Diane Lefer
Diane Lefer is a playwright, author, and activist. In addition to her theatrical collaborations with Hector Aristizabal and their co-authored book, The Blessing Next to the Wound, her works for the stage have been produced in Los Angeles, New York, Chicago, and both Carolinas. Her most recent short-story collection, California Transit, was awarded the Mary McCarthy Prize in Short Fiction. The Los Angeles Times review said, “It’s easy to see why a judge would want to honor these stories. They are smart, well written and have that most elusive of qualities: vitality. They take on difficult issues — immigration, racism, torture, animal suffering, environmental degradation. That makes her stories sound humorless; they aren’t. A vein of wry wit runs through them.”

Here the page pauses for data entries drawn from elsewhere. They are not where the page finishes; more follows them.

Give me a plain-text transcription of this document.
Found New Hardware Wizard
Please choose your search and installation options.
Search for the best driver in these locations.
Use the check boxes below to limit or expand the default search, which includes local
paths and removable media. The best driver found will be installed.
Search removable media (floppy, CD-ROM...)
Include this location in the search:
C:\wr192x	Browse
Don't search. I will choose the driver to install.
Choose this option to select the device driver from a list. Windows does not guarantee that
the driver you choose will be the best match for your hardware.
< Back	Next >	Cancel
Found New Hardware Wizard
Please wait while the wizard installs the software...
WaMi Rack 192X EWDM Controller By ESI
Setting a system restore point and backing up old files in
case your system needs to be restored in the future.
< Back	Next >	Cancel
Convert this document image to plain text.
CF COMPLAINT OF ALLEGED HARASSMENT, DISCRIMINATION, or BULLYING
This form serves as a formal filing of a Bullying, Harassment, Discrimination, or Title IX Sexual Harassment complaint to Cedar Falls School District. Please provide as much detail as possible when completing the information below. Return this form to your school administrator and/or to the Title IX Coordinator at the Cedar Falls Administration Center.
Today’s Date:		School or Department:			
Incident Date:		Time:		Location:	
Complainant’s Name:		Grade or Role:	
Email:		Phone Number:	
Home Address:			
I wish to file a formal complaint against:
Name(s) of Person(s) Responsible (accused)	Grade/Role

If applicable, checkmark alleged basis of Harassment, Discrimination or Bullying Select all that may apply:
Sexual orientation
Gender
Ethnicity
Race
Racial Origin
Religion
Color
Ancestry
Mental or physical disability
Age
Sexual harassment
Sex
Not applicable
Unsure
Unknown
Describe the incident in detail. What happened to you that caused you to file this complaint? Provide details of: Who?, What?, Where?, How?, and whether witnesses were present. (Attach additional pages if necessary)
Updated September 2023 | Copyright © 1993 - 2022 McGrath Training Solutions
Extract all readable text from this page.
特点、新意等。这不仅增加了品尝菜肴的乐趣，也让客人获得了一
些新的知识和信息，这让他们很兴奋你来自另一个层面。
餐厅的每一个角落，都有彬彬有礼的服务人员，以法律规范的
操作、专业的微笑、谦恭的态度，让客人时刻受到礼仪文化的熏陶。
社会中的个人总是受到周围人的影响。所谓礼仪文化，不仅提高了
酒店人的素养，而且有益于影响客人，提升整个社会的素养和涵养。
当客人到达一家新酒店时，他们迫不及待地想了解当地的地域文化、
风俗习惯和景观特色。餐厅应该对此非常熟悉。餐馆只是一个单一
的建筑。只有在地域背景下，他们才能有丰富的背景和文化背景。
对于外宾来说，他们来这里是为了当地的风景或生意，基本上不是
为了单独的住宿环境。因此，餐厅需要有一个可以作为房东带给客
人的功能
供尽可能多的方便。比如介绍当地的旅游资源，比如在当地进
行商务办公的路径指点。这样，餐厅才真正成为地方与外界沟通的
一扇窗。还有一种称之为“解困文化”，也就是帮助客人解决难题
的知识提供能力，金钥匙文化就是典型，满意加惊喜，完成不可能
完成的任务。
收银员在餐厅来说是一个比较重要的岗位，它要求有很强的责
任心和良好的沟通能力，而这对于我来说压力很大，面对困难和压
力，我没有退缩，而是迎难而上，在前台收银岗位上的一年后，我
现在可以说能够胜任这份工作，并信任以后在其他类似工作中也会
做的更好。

Diane taught for 23 years in the MFA in Writing Program at Vermont College of Fine Arts. She leads arts workshops with adjudicated youth to encourage self-expression and boost literacy. At Peace Camp 2010, she gave high school and college student activists a crash course in street theatre. In her own longrunning street performance, Diane rides buses and walks around Los Angeles and other cities dressed as a Guantanamo prisoner to be an unavoidable visual reminder of the criminal actions of the US government. Some people avoided her, some thanked her, blessed her, some cursed her. But everyone got the message until the day she was mistaken for a terrorist and found herself with both hands in the air and two guns pointed at her head. A few days later, she was apprehended by four Los Angeles police officers. Photographer Robin Lynne Gibson witnessed the incident and suggested it might be safer to take the protest off the streets and into the studio–resulting in the above image.